Using NewsHour Extra Feature Stories

 

Overview: NewsHour Extra features stories can help students identify and interpret key issues in current events. This activity anticipates one class period, but the follow-up essay might be assigned as homework, or in another period.

Warm Up: Use initiating questions to introduce the topic and find out how much your students know.

Main Activity: Have students read NewsHour Extra's feature story and answer the questions on the reading comprehension handout.

Discussion: Use discussion questions to encourage students to think about how the issues outlined in the story affect their lives and express and debate different opinions.

Follow-up: Students can write an 500-word editorial on the topic expressing their views and send it to NewsHour Extra [extra@newshour.org] for possible publication.

Evaluation: Students are graded on their answers to reading comprehension questions and/or their editorial.

 

Story: Conservative Sarkozy Wins French Presidential Election, 05/07/07
http://www.pbs.org/newshour/extra/features/jan-june07/france_5-07.html

Initiating Questions:

1. What do you know about France?

2. Who won the recent French presidential election?

Reading Comprehension Questions: (click here for printout)

1. Who were the two main candidates in the French election? Who won and by what margin?

Nicolas Sarkozy, the son of a Hungarian immigrant, defeated socialist Segolene Royal, the first woman to get this far in a French presidential election, by 53 percent of the vote to Royal's 47 percent.

2. What is the 35-hour workweek? How was it significant in the recent French election?

The main thrust of Sarkozy's argument for improving the French economy, the sixth biggest in the world, has been to eliminate the 35-hour workweek to allow people to "work more in order to get more."

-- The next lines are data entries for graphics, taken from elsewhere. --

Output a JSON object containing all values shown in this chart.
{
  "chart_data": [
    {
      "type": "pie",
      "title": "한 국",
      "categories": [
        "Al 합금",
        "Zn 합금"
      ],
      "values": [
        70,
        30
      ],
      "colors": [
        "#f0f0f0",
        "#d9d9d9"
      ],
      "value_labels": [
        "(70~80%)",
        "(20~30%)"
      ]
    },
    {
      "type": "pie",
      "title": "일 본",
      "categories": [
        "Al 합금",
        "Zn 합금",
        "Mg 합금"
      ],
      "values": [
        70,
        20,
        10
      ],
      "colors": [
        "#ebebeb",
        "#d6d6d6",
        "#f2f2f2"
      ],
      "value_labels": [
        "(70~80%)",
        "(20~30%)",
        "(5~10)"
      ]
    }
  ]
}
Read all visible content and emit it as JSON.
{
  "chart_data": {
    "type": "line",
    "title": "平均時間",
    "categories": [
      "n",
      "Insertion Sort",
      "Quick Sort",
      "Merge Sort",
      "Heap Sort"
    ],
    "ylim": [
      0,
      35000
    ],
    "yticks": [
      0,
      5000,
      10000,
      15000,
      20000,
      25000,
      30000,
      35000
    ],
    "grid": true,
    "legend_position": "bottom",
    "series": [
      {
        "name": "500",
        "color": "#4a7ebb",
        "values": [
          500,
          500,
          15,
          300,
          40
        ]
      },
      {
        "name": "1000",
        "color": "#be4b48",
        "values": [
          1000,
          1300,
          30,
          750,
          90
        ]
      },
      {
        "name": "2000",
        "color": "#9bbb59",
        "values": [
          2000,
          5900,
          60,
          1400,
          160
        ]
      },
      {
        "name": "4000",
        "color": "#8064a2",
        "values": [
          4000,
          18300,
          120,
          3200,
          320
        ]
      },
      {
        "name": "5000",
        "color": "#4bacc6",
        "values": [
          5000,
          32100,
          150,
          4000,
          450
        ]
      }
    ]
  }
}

The 35-hour workweek comes from a 2000 French law that states that after working 35 hours in one week a worker must get overtime pay. The law's creators hoped that it would help create jobs for more people and give workers more personal time.

But critics, like Sarkozy, say the law has not created more jobs and should be changed. They claim that companies expect employees to do more work in less time instead of hiring more workers.

3. Why do many in France's immigrant community dislike the new president-elect?

Many in France's immigrant community loath the tough-talking politician, who in 2005 referred to the perpetrators -- many of whom were blacks and Arabs -- of a three-week wave of rioting over employment problems as "scum."

Sarkozy has refused to apologize for the comment and has expressed a commitment to remain tough on crime and to create laws to tighten criteria for immigrants who want to bring their families to France.

4. How has the president-elect indicated he might relate to the United States? How does this compare to the last French president?

He reached out to the United States in his acceptance speech, stressing that it can "count on our friendship," but he added that "friendship means accepting that friends can have different opinions."

Under Chirac, France and the United States disagreed sharply on the war in Iraq and other foreign policy issues. Sarkozy is seen as much friendlier to U.S. policy and interests.

5. What did the president-elect call on the United States to do?

Sarkozy also called on the United States to lead the global effort against climate change, an issue France would make a priority.

"A great nation, like the United States, has a duty not to block the battle against global warming but -- on the contrary -- to take the lead in this battle, because the fate of the whole of humanity is at stake," he said, according to the AP.

 

Discussion Activity (more research might be needed):

1. What challenges will Nicolas Sarkozy face as he tries to unite France under his leadership? How might these impact his economic and social goals?

2. Compare immigration in France to immigration in the United States. How are they similar and how are they different? How are politicians and leaders in both countries responding to these issues?

3. Why is it significant that Nicolas Sarkozy will be the first president born after World War II? How did the war shape France's history throughout the last 60 years?